There are other movements of robins in London which it will be more in order to notice in the next chapter.
CHAPTER VIII
MOVEMENTS OF LONDON BIRDS
Migration as seen in London—Swallows in the parks—Fieldfares—A flock of wild geese—Autumn movements of resident species—Wood-pigeons—A curious habit—Dabchicks and moorhens—Crows and rooks—The Palace daws—Starlings—Robins—A Tower robin and the Tower sparrows—Passage birds in the parks—Small birds wintering in London—Influx of birds during severe frosts—Occasional visitors—The black-headed gull—A winter scene in St. James’s Park.
The seasonal movements of the strict migrants are little noticed in London; there are few such species that visit, fewer still that remain any time with us. And when they come we scarcely see them: they are not like the residents, reacted on and modified by their surroundings, made tame, ready to feed from our hands, to thrust themselves at all times upon our attention. Nevertheless we do occasionally see something of these shyer wilder ones, the strangers and passengers; and in London, as in the rural districts, it is the autumnal not the vernal migration which impresses the mind. Birds are seldom seen arriving in spring. Walking to-day in some park or garden, we hear the first willow-wren’s delicate tender warble among the fresh April foliage. It was not heard yesterday, but the small modest-coloured singer may have been there nevertheless, hidden and silent among the evergreens. The birds that appear in the autumn are plainly travellers that have come from some distant place, and have yet far to go. Wheatears may be seen if looked for in August on Hampstead Heath, and occasionally a few other large open spaces in or near London. In September and October swallows and martins put in an appearance, and although they refuse to make their summer home in inner London, they often come in considerable numbers and remain for many days, even for weeks, in the parks in autumn.

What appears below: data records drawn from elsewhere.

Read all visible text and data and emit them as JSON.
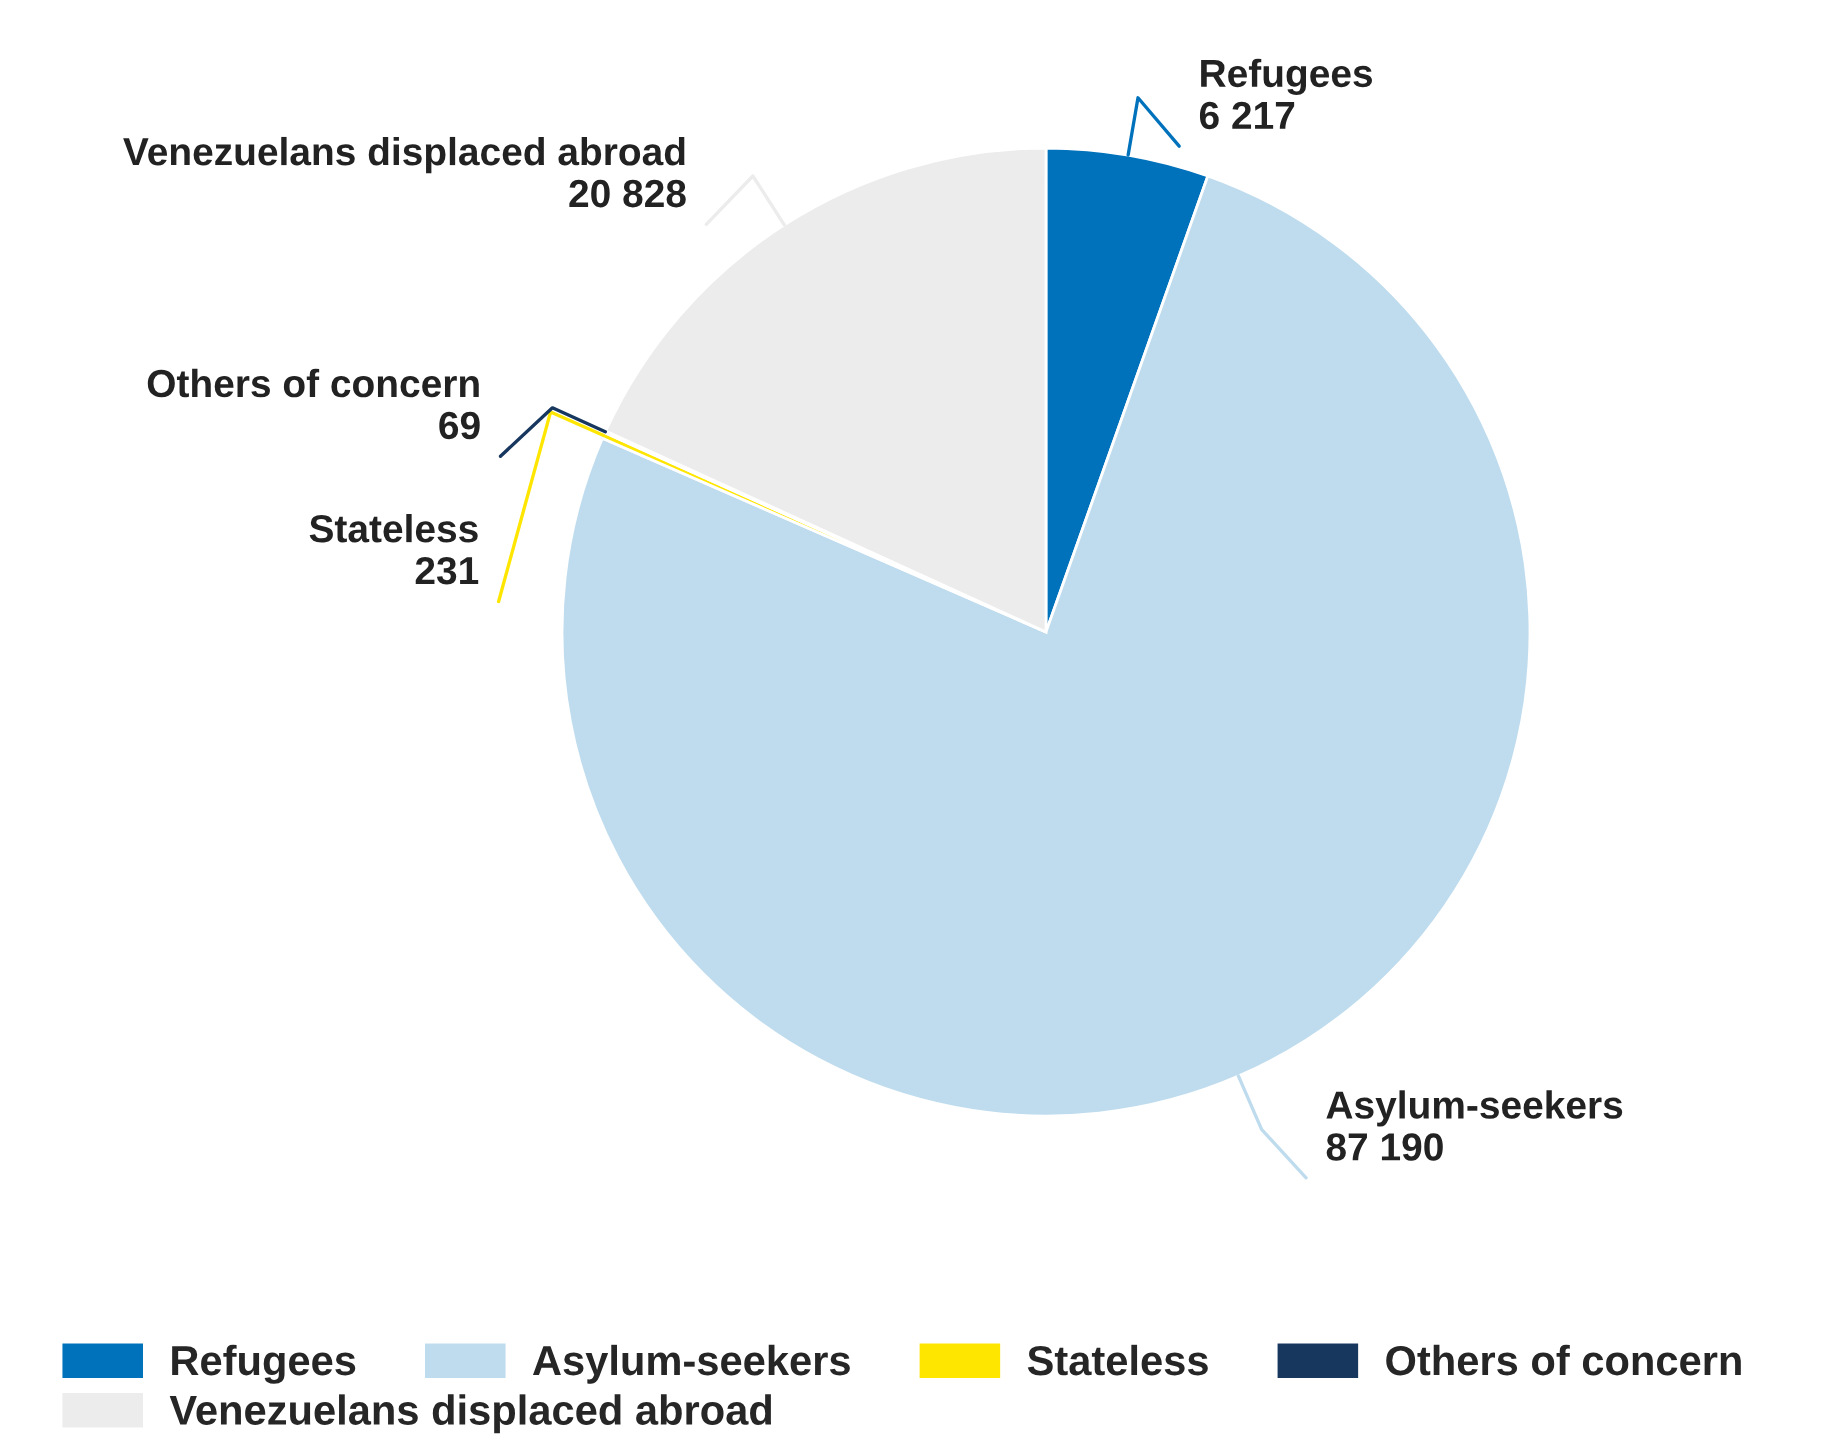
{
  "chart_data": {
    "type": "pie",
    "categories": [
      "Refugees",
      "Asylum-seekers",
      "Stateless",
      "Others of concern",
      "Venezuelans displaced abroad"
    ],
    "values": [
      6217,
      87190,
      231,
      69,
      20828
    ],
    "value_labels": [
      "6 217",
      "87 190",
      "231",
      "69",
      "20 828"
    ],
    "colors": [
      "#0072bc",
      "#bfdcee",
      "#ffe600",
      "#18375f",
      "#ececec"
    ],
    "legend": "bottom"
  }
}
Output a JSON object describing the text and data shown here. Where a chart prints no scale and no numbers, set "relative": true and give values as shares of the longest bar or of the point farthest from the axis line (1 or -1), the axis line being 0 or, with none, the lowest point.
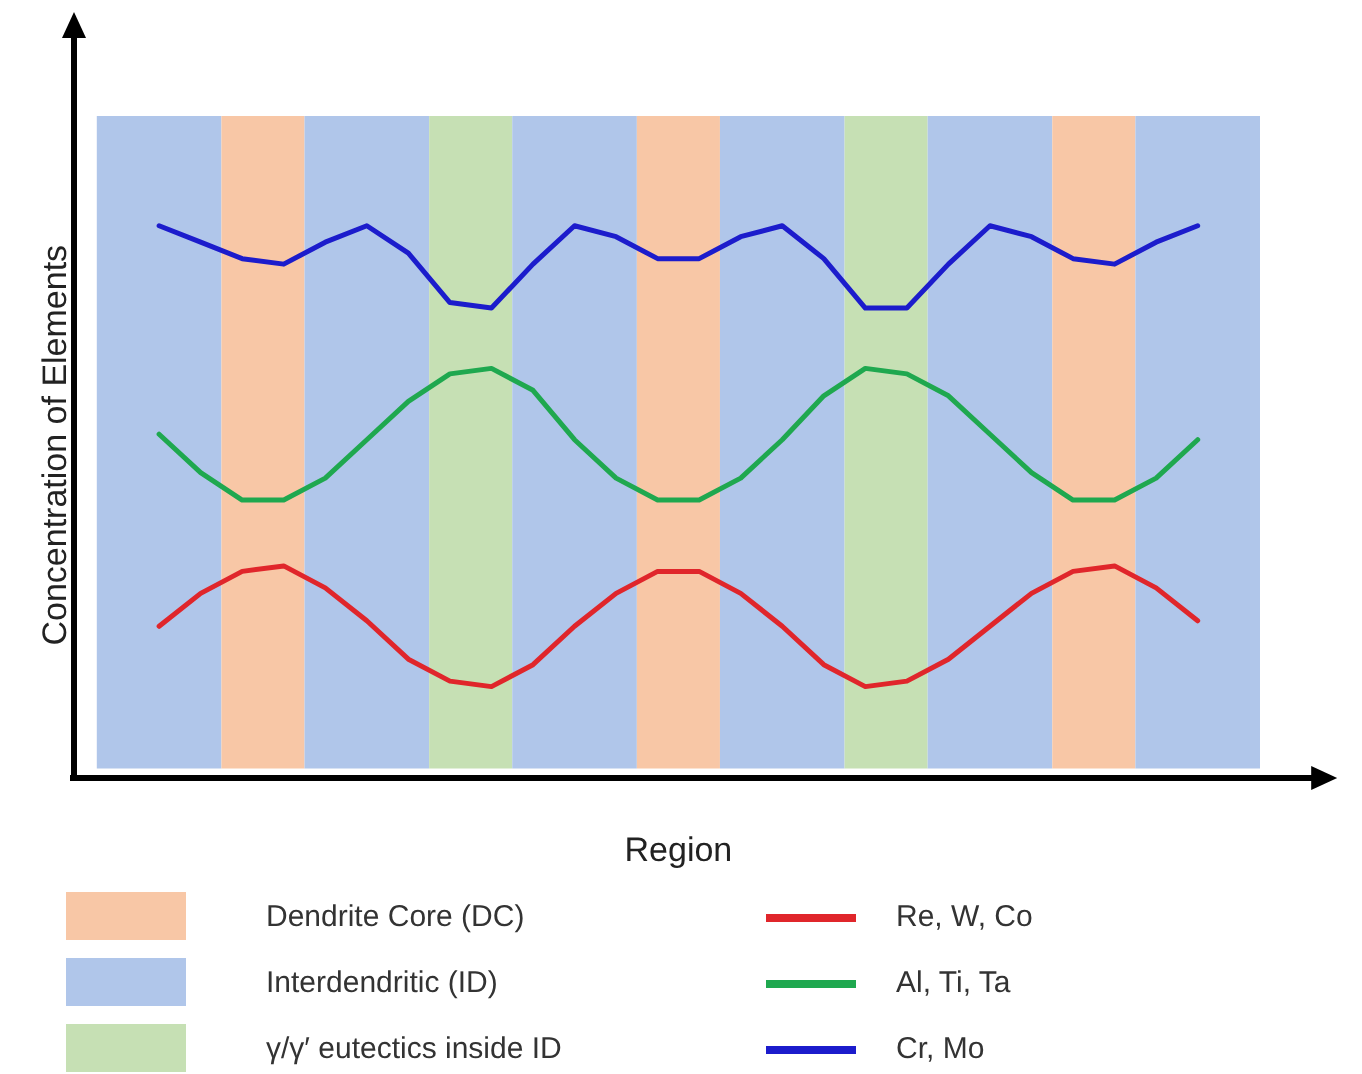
{
  "chart_data": {
    "type": "line",
    "relative": true,
    "xlabel": "Region",
    "ylabel": "Concentration of Elements",
    "categories": [
      null,
      null,
      null,
      null,
      null,
      null,
      null,
      null,
      null,
      null,
      null,
      null,
      null,
      null,
      null,
      null,
      null,
      null,
      null,
      null,
      null,
      null,
      null,
      null,
      null,
      null,
      null,
      null
    ],
    "grid": false,
    "legend": "bottom",
    "marker": "none",
    "line_style": "solid",
    "annotations": [
      "Dendrite Core (DC)",
      "Interdendritic (ID)",
      "γ/γ′ eutectics inside ID"
    ],
    "series": [
      {
        "name": "Re, W, Co",
        "color": "#e0262b",
        "values": [
          null,
          0.27,
          0.33,
          0.37,
          0.38,
          0.34,
          0.28,
          0.21,
          0.17,
          0.16,
          0.2,
          0.27,
          0.33,
          0.37,
          0.37,
          0.33,
          0.27,
          0.2,
          0.16,
          0.17,
          0.21,
          0.27,
          0.33,
          0.37,
          0.38,
          0.34,
          0.28,
          null
        ]
      },
      {
        "name": "Al, Ti, Ta",
        "color": "#1fa84f",
        "values": [
          null,
          0.62,
          0.55,
          0.5,
          0.5,
          0.54,
          0.61,
          0.68,
          0.73,
          0.74,
          0.7,
          0.61,
          0.54,
          0.5,
          0.5,
          0.54,
          0.61,
          0.69,
          0.74,
          0.73,
          0.69,
          0.62,
          0.55,
          0.5,
          0.5,
          0.54,
          0.61,
          null
        ]
      },
      {
        "name": "Cr, Mo",
        "color": "#1c1ccc",
        "values": [
          null,
          1.0,
          0.97,
          0.94,
          0.93,
          0.97,
          1.0,
          0.95,
          0.86,
          0.85,
          0.93,
          1.0,
          0.98,
          0.94,
          0.94,
          0.98,
          1.0,
          0.94,
          0.85,
          0.85,
          0.93,
          1.0,
          0.98,
          0.94,
          0.93,
          0.97,
          1.0,
          null
        ]
      }
    ]
  }
}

It has been conjectured that the paucity of winged insect life in London is the cause of the departure of swallows and house-martins as breeding species. Yet in the autumn of 1896, from September to the middle of October, hundreds of these birds lived in the central and many other parks in London, and doubtless they found a sufficiency of food in spite of the cold east winds which prevailed at that time.
Among the winter visitors to the outskirts of the metropolis, the fieldfare is the most abundant as well as the most attractive. During the winters of 1895-6 and 1896-7 I saw them on numberless occasions at Wimbledon, Richmond, Hampstead Heath, Bostell Woods, Hackney Marsh, Wanstead, Dulwich, Brockwell Park, Streatham, and other open spaces and woods round London. In the gardens of the outer suburbs there is always a great profusion of winter berries, and the felts seen in these places are probably regular visitors. Certainly they are tamer than fieldfares are apt to be in the country, but they seldom penetrate far into the brick-and-mortar wilderness. I have seen a few in Kensington Gardens, and in November, 1896, a few fieldfares alighted on a tree at the Tower of London. Stranger still, in February 1897 a flock of wild geese was observed flying over the Tower: the birds went down the river flying low, as it was noticed that when they passed over the Tower Bridge they were not higher than the pinnacles of the two big towers.